Bien qu’on ait déjà statué, avec raison je crois, que le tribunal n’a pas discrétion pour déroger à cette règle[49], et bien qu’on ait aussi jugé au nom du principe de proportionnalité qu’une demande, non pas inférieure à 25 000 $ mais de 25 000 $, ne permet pas le recours à l’interrogatoire préalable[50], il reste qu’en général, dans l’interprétation de la règle, les tribunaux se sont montrés fort accommodants envers les parties désireuses de procéder à des interrogatoires préalables. La limite, on pouvait le soupçonner, ne vaut que pour les interrogatoires en vertu des articles 397 et 398[51]. En outre, le seuil de 25 000 $ inclut les intérêts[52], des conclusions non pécuniaires permettent de s’y soustraire[53] et l’on peut aussi dépasser ce seuil, semble-t-il, en réunissant plusieurs réclamations dont chacune est inférieure au montant de la loi[54].

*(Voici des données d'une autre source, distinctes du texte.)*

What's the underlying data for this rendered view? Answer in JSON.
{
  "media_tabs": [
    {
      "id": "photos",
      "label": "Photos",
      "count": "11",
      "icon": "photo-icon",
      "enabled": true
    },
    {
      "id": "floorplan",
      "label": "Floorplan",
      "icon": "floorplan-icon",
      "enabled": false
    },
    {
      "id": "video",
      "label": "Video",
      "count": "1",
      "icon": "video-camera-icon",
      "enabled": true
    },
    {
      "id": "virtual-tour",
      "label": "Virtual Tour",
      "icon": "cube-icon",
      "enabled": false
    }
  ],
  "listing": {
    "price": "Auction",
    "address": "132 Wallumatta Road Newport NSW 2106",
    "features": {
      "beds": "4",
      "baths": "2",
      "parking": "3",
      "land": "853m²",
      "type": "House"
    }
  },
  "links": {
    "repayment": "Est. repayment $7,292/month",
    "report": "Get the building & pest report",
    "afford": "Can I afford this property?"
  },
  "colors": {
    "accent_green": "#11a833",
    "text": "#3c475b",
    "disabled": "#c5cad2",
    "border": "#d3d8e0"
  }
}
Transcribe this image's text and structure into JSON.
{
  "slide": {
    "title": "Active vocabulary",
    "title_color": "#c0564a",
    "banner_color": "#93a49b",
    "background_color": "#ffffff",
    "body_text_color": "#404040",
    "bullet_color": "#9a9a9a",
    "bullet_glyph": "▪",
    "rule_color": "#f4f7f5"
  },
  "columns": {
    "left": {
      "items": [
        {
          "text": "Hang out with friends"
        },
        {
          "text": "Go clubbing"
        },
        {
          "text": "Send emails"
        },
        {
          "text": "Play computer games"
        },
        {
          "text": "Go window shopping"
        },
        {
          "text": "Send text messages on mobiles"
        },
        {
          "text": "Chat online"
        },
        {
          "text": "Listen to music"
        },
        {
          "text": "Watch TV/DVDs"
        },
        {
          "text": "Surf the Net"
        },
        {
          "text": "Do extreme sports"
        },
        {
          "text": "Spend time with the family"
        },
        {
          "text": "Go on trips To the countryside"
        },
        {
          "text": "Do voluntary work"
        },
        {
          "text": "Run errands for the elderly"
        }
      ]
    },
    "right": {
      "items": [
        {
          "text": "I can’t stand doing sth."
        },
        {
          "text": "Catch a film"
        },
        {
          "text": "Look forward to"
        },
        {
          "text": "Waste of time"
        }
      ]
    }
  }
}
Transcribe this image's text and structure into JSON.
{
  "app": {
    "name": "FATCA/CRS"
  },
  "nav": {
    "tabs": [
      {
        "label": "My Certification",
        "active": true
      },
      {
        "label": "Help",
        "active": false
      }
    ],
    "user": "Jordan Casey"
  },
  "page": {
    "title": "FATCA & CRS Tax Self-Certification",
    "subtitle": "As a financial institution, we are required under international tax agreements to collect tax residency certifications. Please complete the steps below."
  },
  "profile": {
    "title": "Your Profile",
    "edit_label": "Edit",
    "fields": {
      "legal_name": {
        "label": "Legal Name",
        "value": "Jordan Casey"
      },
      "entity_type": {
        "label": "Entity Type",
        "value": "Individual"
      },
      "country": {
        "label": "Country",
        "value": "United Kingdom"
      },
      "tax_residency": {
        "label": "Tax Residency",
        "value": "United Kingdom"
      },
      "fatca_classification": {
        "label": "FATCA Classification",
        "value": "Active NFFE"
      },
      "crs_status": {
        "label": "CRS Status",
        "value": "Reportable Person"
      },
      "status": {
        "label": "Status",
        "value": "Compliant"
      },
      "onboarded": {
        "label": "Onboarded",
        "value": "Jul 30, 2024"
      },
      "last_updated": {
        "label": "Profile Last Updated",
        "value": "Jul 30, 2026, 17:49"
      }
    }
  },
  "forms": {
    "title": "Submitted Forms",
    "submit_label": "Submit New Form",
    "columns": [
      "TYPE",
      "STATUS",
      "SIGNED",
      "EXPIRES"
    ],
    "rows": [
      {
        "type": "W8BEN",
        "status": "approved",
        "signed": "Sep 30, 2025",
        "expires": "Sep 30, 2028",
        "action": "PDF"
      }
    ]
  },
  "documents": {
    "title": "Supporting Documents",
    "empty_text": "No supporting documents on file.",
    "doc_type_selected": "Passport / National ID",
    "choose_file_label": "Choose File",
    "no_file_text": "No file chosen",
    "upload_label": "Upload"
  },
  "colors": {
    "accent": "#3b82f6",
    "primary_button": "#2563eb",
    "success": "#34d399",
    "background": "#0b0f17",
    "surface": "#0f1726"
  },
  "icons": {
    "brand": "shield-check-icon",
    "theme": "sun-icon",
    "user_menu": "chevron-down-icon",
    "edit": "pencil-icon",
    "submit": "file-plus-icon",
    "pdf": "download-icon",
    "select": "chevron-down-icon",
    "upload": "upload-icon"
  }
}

Cependant, là n’est pas vraiment la question, car c’est surtout à la Cour supérieure, ou encore dans les dossiers approchant la compétence ad valorem de celle-ci, que se pose le problème des interrogatoires multiples et interminables, susceptibles de contrecarrer les finalités de la réforme de 2002. Ici encore, un examen de la jurisprudence montre que les juges appliquent les nouvelles dispositions avec discernement, sans rigidité excessive[55], mais en conférant tout de même à l’entente sur le déroulement de l’instance une fonction structurante[56] conforme aux visées de la réforme.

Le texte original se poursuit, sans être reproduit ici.